Al di là delle ipotesi, comunque, resta il fatto che la «Notte dei lunghi coltelli» di Putin, come quella del suo predecessore germanico, abbia raggiunto l’obiettivo: come le Sturm Abteilung, i «musicisti» della Wagner sono stati neutralizzati e il loro destino è ora nelle mani dello Zar.

Saldamente al comando

L’eliminazione di Prighozin segue altri accadimenti che indicano come Putin abbia ritenuto necessario sbarazzarsi degli elementi nazionalisti critici verso la sua condotta, posto che le opposizioni democratiche e di sinistra sono state schiacciate da tempo e lo stesso arresto dello studioso marxista Boris Kagarlitsky appare più che altro una specie di specchietto per le allodole, teso a dimostrare la «centralità» del regime.

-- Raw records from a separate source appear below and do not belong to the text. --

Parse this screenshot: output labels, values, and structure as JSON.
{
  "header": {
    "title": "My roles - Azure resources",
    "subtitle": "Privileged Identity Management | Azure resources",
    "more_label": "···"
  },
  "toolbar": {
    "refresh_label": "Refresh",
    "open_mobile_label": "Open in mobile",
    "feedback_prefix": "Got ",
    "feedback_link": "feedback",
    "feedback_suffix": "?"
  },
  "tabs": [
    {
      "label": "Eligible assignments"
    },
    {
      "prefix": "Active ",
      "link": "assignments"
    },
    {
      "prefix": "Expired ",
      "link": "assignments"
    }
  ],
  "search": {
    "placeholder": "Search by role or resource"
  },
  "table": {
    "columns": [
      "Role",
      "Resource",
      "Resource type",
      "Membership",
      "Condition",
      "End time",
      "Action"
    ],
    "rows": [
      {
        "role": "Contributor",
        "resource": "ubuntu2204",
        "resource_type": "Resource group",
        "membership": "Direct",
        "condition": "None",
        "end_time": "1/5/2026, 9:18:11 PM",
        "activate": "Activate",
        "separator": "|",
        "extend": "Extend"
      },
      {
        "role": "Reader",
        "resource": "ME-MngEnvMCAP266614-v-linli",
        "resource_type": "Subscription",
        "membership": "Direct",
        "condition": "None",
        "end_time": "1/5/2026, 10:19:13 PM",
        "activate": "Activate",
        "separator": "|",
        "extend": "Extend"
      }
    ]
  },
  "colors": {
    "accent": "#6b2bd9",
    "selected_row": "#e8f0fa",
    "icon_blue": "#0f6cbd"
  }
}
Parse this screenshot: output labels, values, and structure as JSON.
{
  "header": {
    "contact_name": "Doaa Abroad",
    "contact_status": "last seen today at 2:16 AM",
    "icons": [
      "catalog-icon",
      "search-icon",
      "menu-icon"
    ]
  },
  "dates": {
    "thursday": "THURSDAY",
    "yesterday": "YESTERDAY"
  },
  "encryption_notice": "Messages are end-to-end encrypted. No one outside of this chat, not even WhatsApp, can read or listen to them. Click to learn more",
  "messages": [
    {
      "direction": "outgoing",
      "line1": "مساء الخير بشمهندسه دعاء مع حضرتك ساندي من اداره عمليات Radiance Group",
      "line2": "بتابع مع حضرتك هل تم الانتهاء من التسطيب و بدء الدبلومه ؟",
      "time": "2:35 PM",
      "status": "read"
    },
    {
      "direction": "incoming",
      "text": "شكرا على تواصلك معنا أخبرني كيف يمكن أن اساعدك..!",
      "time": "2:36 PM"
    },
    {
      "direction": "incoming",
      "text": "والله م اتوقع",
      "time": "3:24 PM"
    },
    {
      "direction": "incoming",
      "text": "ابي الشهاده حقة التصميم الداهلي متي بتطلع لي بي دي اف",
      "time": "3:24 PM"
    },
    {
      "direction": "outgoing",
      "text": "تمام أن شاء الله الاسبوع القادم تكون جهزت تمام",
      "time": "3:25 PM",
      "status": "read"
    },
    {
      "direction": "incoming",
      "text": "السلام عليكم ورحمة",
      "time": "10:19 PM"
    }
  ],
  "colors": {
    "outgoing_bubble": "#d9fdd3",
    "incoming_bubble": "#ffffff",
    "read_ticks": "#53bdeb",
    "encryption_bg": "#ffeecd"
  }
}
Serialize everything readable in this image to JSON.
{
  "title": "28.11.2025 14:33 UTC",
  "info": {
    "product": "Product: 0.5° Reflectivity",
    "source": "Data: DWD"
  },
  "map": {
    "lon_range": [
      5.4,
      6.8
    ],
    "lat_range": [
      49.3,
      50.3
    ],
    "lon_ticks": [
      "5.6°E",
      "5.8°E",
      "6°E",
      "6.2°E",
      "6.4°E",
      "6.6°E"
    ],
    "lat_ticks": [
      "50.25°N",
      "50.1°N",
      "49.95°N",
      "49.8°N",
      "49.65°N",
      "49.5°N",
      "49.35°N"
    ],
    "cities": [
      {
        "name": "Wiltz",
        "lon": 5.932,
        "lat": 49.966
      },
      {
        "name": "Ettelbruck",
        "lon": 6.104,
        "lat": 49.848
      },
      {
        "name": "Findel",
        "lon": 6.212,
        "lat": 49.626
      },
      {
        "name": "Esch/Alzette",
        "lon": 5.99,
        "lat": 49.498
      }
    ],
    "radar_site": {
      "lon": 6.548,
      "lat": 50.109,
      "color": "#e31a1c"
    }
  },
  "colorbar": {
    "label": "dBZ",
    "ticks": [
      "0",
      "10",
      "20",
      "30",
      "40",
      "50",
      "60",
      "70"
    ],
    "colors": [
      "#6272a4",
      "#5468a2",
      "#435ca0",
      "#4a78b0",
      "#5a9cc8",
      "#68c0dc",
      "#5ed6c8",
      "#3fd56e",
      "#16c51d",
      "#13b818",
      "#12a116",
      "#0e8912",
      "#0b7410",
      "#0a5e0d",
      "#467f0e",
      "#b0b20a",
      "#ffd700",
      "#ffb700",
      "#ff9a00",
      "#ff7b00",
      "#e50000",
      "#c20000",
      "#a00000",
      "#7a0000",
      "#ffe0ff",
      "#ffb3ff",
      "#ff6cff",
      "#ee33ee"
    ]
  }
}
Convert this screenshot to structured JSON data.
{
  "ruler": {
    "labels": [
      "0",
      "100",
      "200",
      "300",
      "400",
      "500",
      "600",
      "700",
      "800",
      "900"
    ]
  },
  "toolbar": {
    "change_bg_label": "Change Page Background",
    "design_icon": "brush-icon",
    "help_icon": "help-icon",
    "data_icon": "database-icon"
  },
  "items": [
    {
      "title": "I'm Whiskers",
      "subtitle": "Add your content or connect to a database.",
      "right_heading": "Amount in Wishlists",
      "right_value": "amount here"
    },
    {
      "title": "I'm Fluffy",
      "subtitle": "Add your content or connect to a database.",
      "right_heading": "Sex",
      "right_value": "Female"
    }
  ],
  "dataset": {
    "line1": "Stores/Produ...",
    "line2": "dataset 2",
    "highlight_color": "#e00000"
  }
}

L’ideologo estremista Alexander Dugin è rientrato nei ranghi da tempo, dopo l’attentato mortale che ha colpito la figlia; di Girkin/Strelkov si è già detto, le forze di sicurezza russe stanno procedendo ad arresti e perquisizioni verso militanti dell’estrema destra e le autorità russe non hanno mosso un dito in relazione all’arresto in Finlandia di Yan Petrovsky, detto «Slavyan», combattente nel Donbas sin dal 2014 e di cui l’Ucraina ha già chiesto l’estradizione per processarlo per crimini di guerra.

L’inerzia del consolato russo ad Helsinki verso la vicenda di Petrovsky (che in Finlandia avrebbe già subito un interrogatorio piuttosto «robusto» da parte di ufficiali dei servizi segreti ucraini) è stato duramente criticato dal canale Telegram Grey Zone, considerato emanazione della Wagner, sul quale compaiono messaggi contraddittori, che vanno da chi minaccia vendetta contro i «traditori» responsabili della morte di Prighozin e Utkin ad altri che invitano alla prudenza e a non diffondere notizie non verificate.

Tutto, quindi, lascia pensare che Putin, almeno per ora, abbia saldamente in pugno la situazione e che sia in grado di gestire le difficoltà economiche e militari nella fase che la Russia sta attraversando.

A conti fatti, la tanto sbandierata «controffensiva» ucraina procede a rilento, tanto che già si pensa a un nuovo stallo imposto dall’imminente arrivo dell’autunno, che renderà problematici i movimenti della fanteria e dei reparti corazzati, con la prospettiva di un altro inverno che la popolazione civile ucraina dovrà affrontare al gelo, vista l’intensità degli attacchi missilistici russi sulle infrastrutture energetiche del Paese.

Le fortificazioni, le trincee, i campi minati approntati per mesi dall’esercito russo, la scarsità di uomini e mezzi di quello ucraino, che non dispone di alcun supporto aereo, sono tutti fattori che rendono molto improbabili progressi significativi sul campo. Quanto alla politica e alla diplomazia, non sembrano in grado di offrire percorsi in grado di sbloccare la situazione. Al momento attuale, ogni ottimismo appare come un malinconico wishful thinking, pensiero speranzoso.